Poor Kaavya Viswanathan. Plagiarism, plagiarism everywhere and not a lawyer in sight.
If you haven't heard, Kaavya is the Harvard undergrad who signed a sweet two-book deal with Little, Brown and Company, and now she is caught in a legal / PR shitstorm after being accused of plagiarism in her first book, How Opal Mehta Got Kissed, Got Wild and Got a Life. You can look at sample passages from her book and two books by Megan McCafferty–there is definitely theft there. The Wikipedia article on Kaavya examines several other accusations of plagiariasm, from four additional books, including Salman Rushdie's Haroun and the Sea of Stories, and Megan Cabot's The Princess Diaries. That's a total of six books she would have plagiarised from.
That sounds like a lot of work. I can't imagine going through all the trouble to lift text from so many different sources. It all seems very weird to me. Did Saavya plagiarize? Yes. Are all of the alleged passages plagiarism? Probably not. In some instances language is obviously lifted, entire sentences. But at some point I start to wonder how prevalent the tropes in chick-lit and YA girls' books are, and at what point a snatch of pre-teen dialogue becomes a trope, a convention, and not someone's original creation.

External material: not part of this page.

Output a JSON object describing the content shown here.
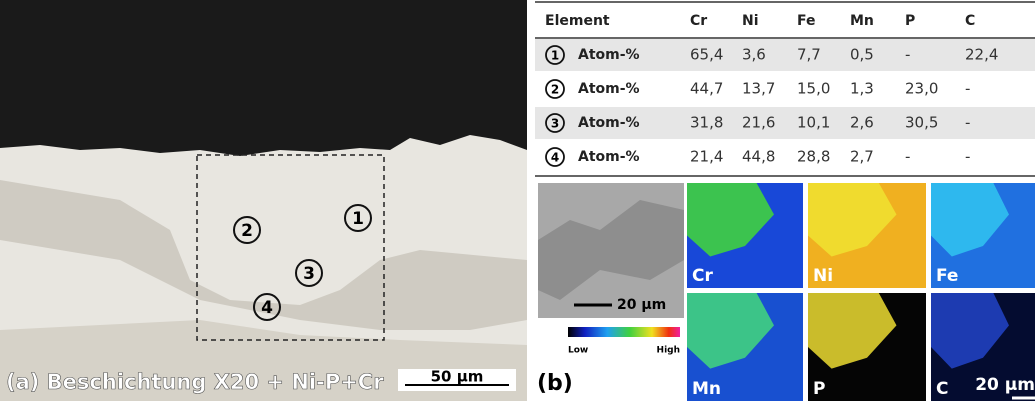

That’s a really good question. Tween and teen fiction are rapidly expanding publishig fields, and so much of the stuff coming out right now is derivitive at best. But this segment of the population gravitates toward hearing the same thing over and over. Look at how many times my 15 year old sister can watch the same episode of room raiders or date my mom on MTV.
Great post, by the way!
Well, as both a librarian and a plain-ol-reader, I go through a lot of YA chick lit & adult chick lit (there IS some good stuff out there – you just have to sort through some not-so-good stuff to get to it), and I’ve read two of the allegedly plagiarised books (Meg Cabot & Sophie Kinsella). I must admit, they sound too similar to have been not duplicated. Yes, the PLOTS of chick lit novels are conventional (and the jokes often are too), but the fun is in how you get there. Each chick lit writer has her own style. You can’t take it away from them. It may be genre, but it’s still damn hard to write a novel. Kaavya seems to have taken a short cut, banking on the general public’s opinion that all chick lit is derivative. No, it’s not.
Hmm . . . to clarify what I meant above, I think that having a similar plot isn’t plagarism in chick lit, but having a similar way of getting through that plot (voice, dialogue, situation) IS.
I see what you’re saying, Steph. And Kaavya definitely did plagiarize, but it baffles my mind how she could have stolen from so many books, ya know? And the jokes are what I’m thinking of, those little bits of witty / catty dialogue that sounds so familiar they seem an essential part of the genre, especially the YA stuff.
I don’t mean to poo-poo the tropes / conventions either, just note their existence; and regardless of Kaavya’s obvious wrong doing, for the rest of the honest writers out there it is probably hard to write around all of the trends in the existing genre…and one reason is that in YA chick-lit, there is *truth* to so many of the repeated themes and jokes. There is an archetypal American high school experience, there just is, and it’s going to show through the work. I mean, remember all those 80’s movies?